In contrast to other studies, although our data demonstrates staging discrepancy, we have found that this level of discrepancy does not significantly alter survival. One possibility for this result is a lower level of staging discrepancy in our cohort in comparison to other reports. In addition, most staging differences resulted in upstaging from early to advanced stage disease. In these cases, patients should have received appropriate post-operative radiation or chemoradiation and would therefore not be undertreated.

This study demonstrates levels of stage discrepancy in a cohort of patients predominantly treated with surgery as the primary treatment modality for OCSCC. This is in contrast with numerous practices in other institutions where chemoradiation is a first line treatment for OCSCC. In a subset of patients, primary surgical excision may provide more appropriate treatment if pathological upstaging or downstaging occurs from further analysis of the pathological specimen. For instance, when a patient is upstaged from early stage disease following surgery, chemoradiation may be added to the treatment protocol. Conversely, a patient being downstaged following surgery may have their therapy de-escalated. To further address these possibilities, a prospective analysis of patient outcomes following upstaging or downstaging should be performed.

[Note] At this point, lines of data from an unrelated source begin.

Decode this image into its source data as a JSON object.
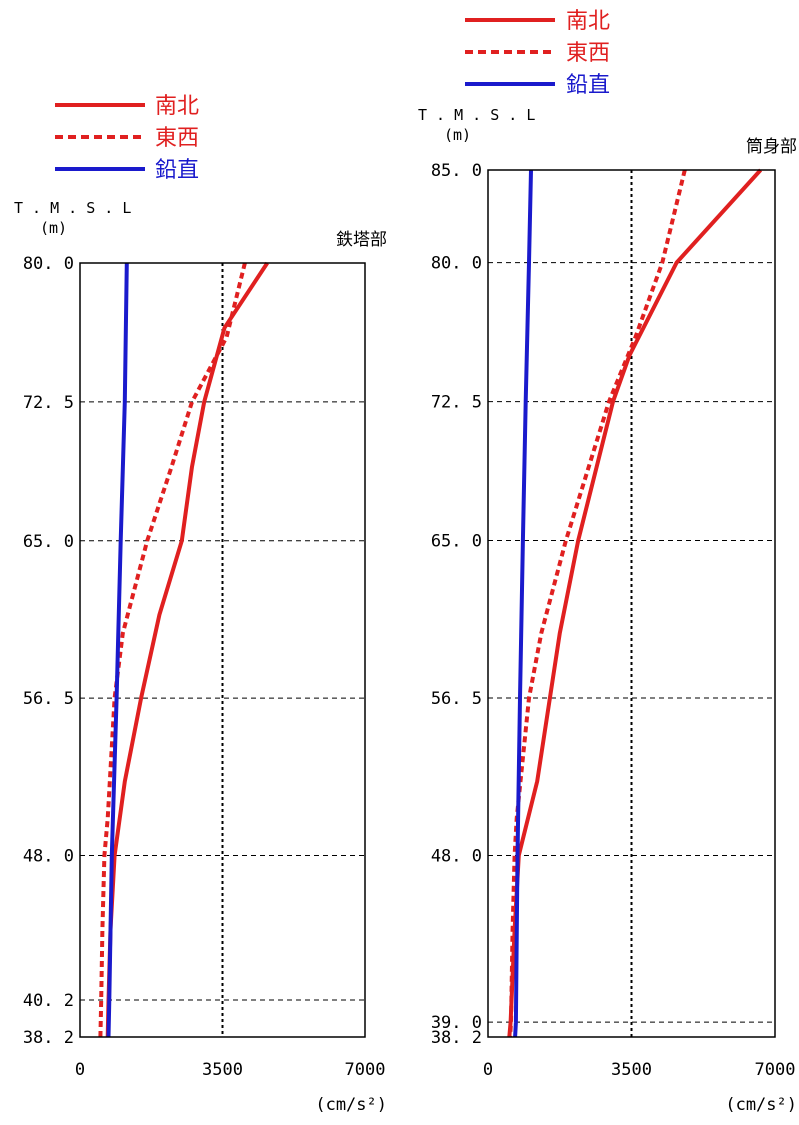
{
  "chart_data": [
    {
      "type": "line",
      "title": "鉄塔部",
      "ylabel": "T.M.S.L\n(m)",
      "xlabel": "(cm/s²)",
      "xlim": [
        0,
        7000
      ],
      "ylim": [
        38.2,
        80.0
      ],
      "xticks": [
        "0",
        "3500",
        "7000"
      ],
      "yticks": [
        "38.2",
        "40.2",
        "48.0",
        "56.5",
        "65.0",
        "72.5",
        "80.0"
      ],
      "reference_x": 3500,
      "series": [
        {
          "name": "南北",
          "color": "#e02020",
          "style": "solid",
          "points": [
            [
              4600,
              80.0
            ],
            [
              3550,
              76.5
            ],
            [
              3050,
              72.5
            ],
            [
              2750,
              69.0
            ],
            [
              2500,
              65.0
            ],
            [
              1950,
              61.0
            ],
            [
              1500,
              56.5
            ],
            [
              1100,
              52.0
            ],
            [
              850,
              48.0
            ],
            [
              750,
              44.0
            ],
            [
              700,
              40.2
            ],
            [
              680,
              38.2
            ]
          ]
        },
        {
          "name": "東西",
          "color": "#e02020",
          "style": "dashed",
          "points": [
            [
              4050,
              80.0
            ],
            [
              3600,
              76.0
            ],
            [
              2750,
              72.5
            ],
            [
              2250,
              69.0
            ],
            [
              1650,
              65.0
            ],
            [
              1050,
              60.0
            ],
            [
              850,
              56.5
            ],
            [
              680,
              50.0
            ],
            [
              600,
              48.0
            ],
            [
              550,
              44.0
            ],
            [
              520,
              40.2
            ],
            [
              500,
              38.2
            ]
          ]
        },
        {
          "name": "鉛直",
          "color": "#1a1acc",
          "style": "solid",
          "points": [
            [
              1150,
              80.0
            ],
            [
              1100,
              72.5
            ],
            [
              1000,
              65.0
            ],
            [
              900,
              56.5
            ],
            [
              780,
              48.0
            ],
            [
              720,
              40.2
            ],
            [
              700,
              38.2
            ]
          ]
        }
      ]
    },
    {
      "type": "line",
      "title": "筒身部",
      "ylabel": "T.M.S.L\n(m)",
      "xlabel": "(cm/s²)",
      "xlim": [
        0,
        7000
      ],
      "ylim": [
        38.2,
        85.0
      ],
      "xticks": [
        "0",
        "3500",
        "7000"
      ],
      "yticks": [
        "38.2",
        "39.0",
        "48.0",
        "56.5",
        "65.0",
        "72.5",
        "80.0",
        "85.0"
      ],
      "reference_x": 3500,
      "series": [
        {
          "name": "南北",
          "color": "#e02020",
          "style": "solid",
          "points": [
            [
              6650,
              85.0
            ],
            [
              4600,
              80.0
            ],
            [
              3450,
              75.0
            ],
            [
              3050,
              72.5
            ],
            [
              2200,
              65.0
            ],
            [
              1750,
              60.0
            ],
            [
              1200,
              52.0
            ],
            [
              750,
              48.0
            ],
            [
              650,
              44.0
            ],
            [
              550,
              39.0
            ],
            [
              520,
              38.2
            ]
          ]
        },
        {
          "name": "東西",
          "color": "#e02020",
          "style": "dashed",
          "points": [
            [
              4800,
              85.0
            ],
            [
              4250,
              80.0
            ],
            [
              3600,
              76.0
            ],
            [
              2950,
              72.5
            ],
            [
              1900,
              65.0
            ],
            [
              1300,
              60.0
            ],
            [
              1000,
              56.5
            ],
            [
              700,
              50.0
            ],
            [
              650,
              48.0
            ],
            [
              600,
              44.0
            ],
            [
              560,
              39.0
            ],
            [
              540,
              38.2
            ]
          ]
        },
        {
          "name": "鉛直",
          "color": "#1a1acc",
          "style": "solid",
          "points": [
            [
              1050,
              85.0
            ],
            [
              1000,
              80.0
            ],
            [
              920,
              72.5
            ],
            [
              850,
              65.0
            ],
            [
              780,
              56.5
            ],
            [
              720,
              48.0
            ],
            [
              680,
              39.0
            ],
            [
              660,
              38.2
            ]
          ]
        }
      ]
    }
  ],
  "legend_labels": [
    "南北",
    "東西",
    "鉛直"
  ]
}
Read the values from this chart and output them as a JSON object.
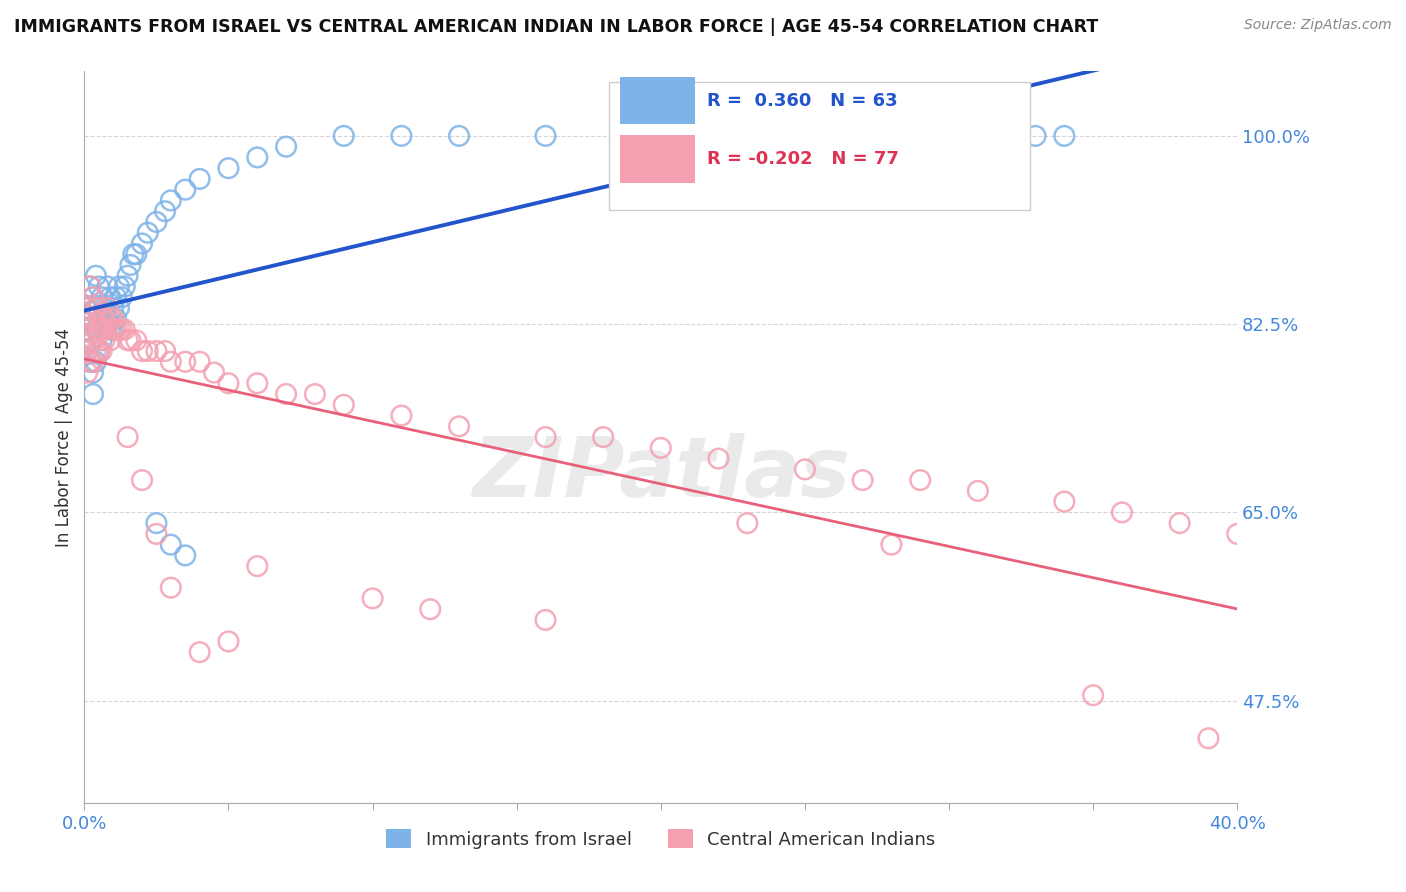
{
  "title": "IMMIGRANTS FROM ISRAEL VS CENTRAL AMERICAN INDIAN IN LABOR FORCE | AGE 45-54 CORRELATION CHART",
  "source_text": "Source: ZipAtlas.com",
  "ylabel": "In Labor Force | Age 45-54",
  "xlim": [
    0.0,
    0.4
  ],
  "ylim": [
    0.38,
    1.06
  ],
  "yticks": [
    0.475,
    0.65,
    0.825,
    1.0
  ],
  "ytick_labels": [
    "47.5%",
    "65.0%",
    "82.5%",
    "100.0%"
  ],
  "xticks": [
    0.0,
    0.05,
    0.1,
    0.15,
    0.2,
    0.25,
    0.3,
    0.35,
    0.4
  ],
  "xtick_labels": [
    "0.0%",
    "",
    "",
    "",
    "",
    "",
    "",
    "",
    "40.0%"
  ],
  "blue_R": 0.36,
  "blue_N": 63,
  "pink_R": -0.202,
  "pink_N": 77,
  "blue_color": "#7EB3E8",
  "pink_color": "#F4A0B0",
  "blue_line_color": "#2255CC",
  "pink_line_color": "#E8607A",
  "watermark": "ZIPatlas",
  "blue_scatter_x": [
    0.001,
    0.001,
    0.001,
    0.002,
    0.002,
    0.002,
    0.002,
    0.003,
    0.003,
    0.003,
    0.003,
    0.003,
    0.004,
    0.004,
    0.004,
    0.004,
    0.005,
    0.005,
    0.005,
    0.005,
    0.006,
    0.006,
    0.006,
    0.007,
    0.007,
    0.008,
    0.008,
    0.009,
    0.009,
    0.01,
    0.01,
    0.011,
    0.011,
    0.012,
    0.012,
    0.013,
    0.014,
    0.015,
    0.016,
    0.017,
    0.018,
    0.02,
    0.022,
    0.025,
    0.028,
    0.03,
    0.035,
    0.04,
    0.05,
    0.06,
    0.07,
    0.09,
    0.11,
    0.13,
    0.16,
    0.22,
    0.31,
    0.32,
    0.33,
    0.34,
    0.025,
    0.03,
    0.035
  ],
  "blue_scatter_y": [
    0.84,
    0.82,
    0.8,
    0.86,
    0.83,
    0.81,
    0.79,
    0.85,
    0.83,
    0.81,
    0.78,
    0.76,
    0.87,
    0.84,
    0.82,
    0.79,
    0.86,
    0.84,
    0.82,
    0.8,
    0.85,
    0.83,
    0.81,
    0.84,
    0.82,
    0.86,
    0.83,
    0.85,
    0.82,
    0.84,
    0.82,
    0.85,
    0.83,
    0.86,
    0.84,
    0.85,
    0.86,
    0.87,
    0.88,
    0.89,
    0.89,
    0.9,
    0.91,
    0.92,
    0.93,
    0.94,
    0.95,
    0.96,
    0.97,
    0.98,
    0.99,
    1.0,
    1.0,
    1.0,
    1.0,
    1.0,
    1.0,
    1.0,
    1.0,
    1.0,
    0.64,
    0.62,
    0.61
  ],
  "pink_scatter_x": [
    0.001,
    0.001,
    0.001,
    0.001,
    0.002,
    0.002,
    0.002,
    0.002,
    0.003,
    0.003,
    0.003,
    0.003,
    0.004,
    0.004,
    0.004,
    0.005,
    0.005,
    0.005,
    0.006,
    0.006,
    0.006,
    0.007,
    0.007,
    0.008,
    0.008,
    0.009,
    0.009,
    0.01,
    0.01,
    0.011,
    0.012,
    0.013,
    0.014,
    0.015,
    0.016,
    0.018,
    0.02,
    0.022,
    0.025,
    0.028,
    0.03,
    0.035,
    0.04,
    0.045,
    0.05,
    0.06,
    0.07,
    0.08,
    0.09,
    0.11,
    0.13,
    0.16,
    0.18,
    0.2,
    0.22,
    0.25,
    0.27,
    0.29,
    0.31,
    0.34,
    0.36,
    0.38,
    0.4,
    0.015,
    0.02,
    0.025,
    0.03,
    0.04,
    0.05,
    0.06,
    0.1,
    0.12,
    0.16,
    0.23,
    0.28,
    0.35,
    0.39
  ],
  "pink_scatter_y": [
    0.84,
    0.82,
    0.8,
    0.78,
    0.86,
    0.83,
    0.81,
    0.79,
    0.85,
    0.83,
    0.81,
    0.79,
    0.84,
    0.82,
    0.8,
    0.84,
    0.82,
    0.8,
    0.83,
    0.82,
    0.8,
    0.83,
    0.81,
    0.84,
    0.82,
    0.83,
    0.81,
    0.83,
    0.82,
    0.82,
    0.82,
    0.82,
    0.82,
    0.81,
    0.81,
    0.81,
    0.8,
    0.8,
    0.8,
    0.8,
    0.79,
    0.79,
    0.79,
    0.78,
    0.77,
    0.77,
    0.76,
    0.76,
    0.75,
    0.74,
    0.73,
    0.72,
    0.72,
    0.71,
    0.7,
    0.69,
    0.68,
    0.68,
    0.67,
    0.66,
    0.65,
    0.64,
    0.63,
    0.72,
    0.68,
    0.63,
    0.58,
    0.52,
    0.53,
    0.6,
    0.57,
    0.56,
    0.55,
    0.64,
    0.62,
    0.48,
    0.44
  ]
}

Our study has a number of limitations. This is a retrospective analysis of patients staged by a variety of head and neck surgeons in various tertiary care centers, with specimen interpreted by different pathologists. This heterogeneity however enables a more realistic representation of overall staging differences. In terms of our survival analysis, one of the subgroups analysed, namely downstaged patients, was relatively small. This may therefore under represent a potentially significant difference in a larger sample size.


Some disparity exists in clinical versus pathological staging in OCSCC, however, this does not have any significant impact on disease specific survival.